Diagnostic Tests

Anyone who develops bloody diarrhea should see a doctor as soon as possible, and notify the doctor if they have been traveling in the tropics (although bloody diarrhea is seen in many other illnesses, the diagnosis in tropical regions are typically either emoebic dysentery or shigellosis) [13].

Diagnostic tests generally involve examination of stools under the microscope [12, 13]. Microscopy is able to distinguish between E. histolytica and the nonpathogenic intestinal protozoa Entamoeba coli  (not to be confused with the bacteria Echerichia coli) by appearance: E. histolytica cysts have a maximum of four nuclei, centrally located endosomes in the nucleus, and rounded chromatoidal bodies; Entamoeba coli have a maximum of eight nuclei, endosome that is off-centered in the nucleus, and chromatoidal bodies that are more jagged [16].

However, microscopy cannot be used to distinguish the nonpathogenic Entamoeba dispar  from the pathogenic Entamoeba histolytica, since both have very similar morphologies, exhibit ~98% identity at the rRNA level, and have similar host range and cell biology [9]. This causes the problem of incorrect diagnosis in many regions of the world where E. dispar is generally ten times more common than E. histolytica. Thus, differentiating the two species relies on sophisticated methods such as isoenzyme, antigen and DNA analyses (including PCR analysis). As well, there are kits that are used to differentiate between the two species directly from stool samples [3, 9]. The WHO recommended that asymptomatic infections diagnosed by microscopy alone should not be treated—since indiscriminately treating asymptomatic individuals may lead to drug resistance, as well as using up resources that can be used in treating those who actually have the disease. Evidence supporting the possibility of drug resistance come from failed treatments with metronidazole and differences in drug susceptibilities.  Therefore, it is essential to understand mechanisms involved in multi-drug resistance among the different antiamoebic drugs available [12].  However, it is important to distinguish whether the asymptomatic individuals are infected, and treatment of these individuals are more important on a public health level to prevent the spread of the disease. 

In asymptomatic individuals, the infections are usually diagnosed by finding cysts in stool samples.  Procedures that help to recover the cysts from stools include several flotation and sedimentation methods and stains that enable clear visualization of the isolated cysts under the microscope.  Since these asymptomatic individuals do not shed cysts as frequently, a minimum of 3 stool samples are examined [16].

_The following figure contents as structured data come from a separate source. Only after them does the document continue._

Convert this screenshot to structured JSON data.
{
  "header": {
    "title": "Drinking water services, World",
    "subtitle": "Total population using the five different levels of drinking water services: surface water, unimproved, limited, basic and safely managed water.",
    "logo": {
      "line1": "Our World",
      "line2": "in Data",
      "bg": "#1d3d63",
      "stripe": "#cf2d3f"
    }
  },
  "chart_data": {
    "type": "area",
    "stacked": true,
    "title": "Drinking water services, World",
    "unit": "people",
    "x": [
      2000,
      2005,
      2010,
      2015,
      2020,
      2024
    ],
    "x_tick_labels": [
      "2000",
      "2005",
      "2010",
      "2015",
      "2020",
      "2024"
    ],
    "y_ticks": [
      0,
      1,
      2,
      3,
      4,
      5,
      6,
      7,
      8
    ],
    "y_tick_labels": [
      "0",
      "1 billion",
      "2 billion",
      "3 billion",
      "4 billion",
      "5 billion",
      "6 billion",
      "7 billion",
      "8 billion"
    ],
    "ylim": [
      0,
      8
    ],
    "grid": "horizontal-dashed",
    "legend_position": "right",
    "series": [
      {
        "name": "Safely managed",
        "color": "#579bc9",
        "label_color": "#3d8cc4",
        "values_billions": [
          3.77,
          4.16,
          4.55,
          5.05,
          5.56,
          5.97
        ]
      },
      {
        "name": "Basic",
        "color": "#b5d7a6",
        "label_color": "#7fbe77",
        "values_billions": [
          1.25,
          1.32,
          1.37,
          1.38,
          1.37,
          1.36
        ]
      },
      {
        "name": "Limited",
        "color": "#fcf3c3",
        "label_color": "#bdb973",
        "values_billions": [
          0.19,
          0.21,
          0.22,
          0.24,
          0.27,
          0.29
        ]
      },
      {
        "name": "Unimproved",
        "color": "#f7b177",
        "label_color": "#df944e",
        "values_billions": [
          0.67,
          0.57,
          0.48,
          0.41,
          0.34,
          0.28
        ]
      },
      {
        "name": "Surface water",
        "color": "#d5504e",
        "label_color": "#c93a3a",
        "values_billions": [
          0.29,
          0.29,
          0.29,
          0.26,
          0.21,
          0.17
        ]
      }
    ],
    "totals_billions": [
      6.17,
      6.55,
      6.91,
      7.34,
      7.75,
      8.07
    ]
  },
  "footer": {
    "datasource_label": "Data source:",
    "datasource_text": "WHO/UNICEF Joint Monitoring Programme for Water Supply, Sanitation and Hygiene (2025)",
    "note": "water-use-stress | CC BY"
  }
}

In symptomatic individuals, the trophozoite form can often also be seen in fresh feces (but this form does not live long since they can be killed rapidly by water or drying).  Serological tests usually show to be positive for the presence of antibodies in those who are infected, whether or not they have the symptoms.  But accuracy of this tests requires a wait of two weeks after the infection. In general, serology is positive in over 90% of patients with invasive amoebiasis [11]. Other, though more expensive tests, include a 2 types of kits: one which can detect presence of amoeba proteins in stools, and one that detects amoeba DNA.  Due to the higher cost of these kits, they’re not widely used in the poorer countries that have higher infection rates and need these tools most.

If there are complications then further investigations, such as ultrasound, will be used to confirm the diagnosis [13]. Ultrasound, CT and MRI scans of the abdomen are useful in diagnosing hepatic amoebiasis [11]. In advanced cases, colonoscopy is used to observe whether the amoeba has caused ulcers in the small intestine [15]. Furthermore, a blood test can be given to those who appear to have infection that has invaded the wall of the intestine or some other organ of the body.  The only problem with blood tests is that it may give a false positive: the test can still be positive if the person had amoebiasis in the past but is no longer infected now [8].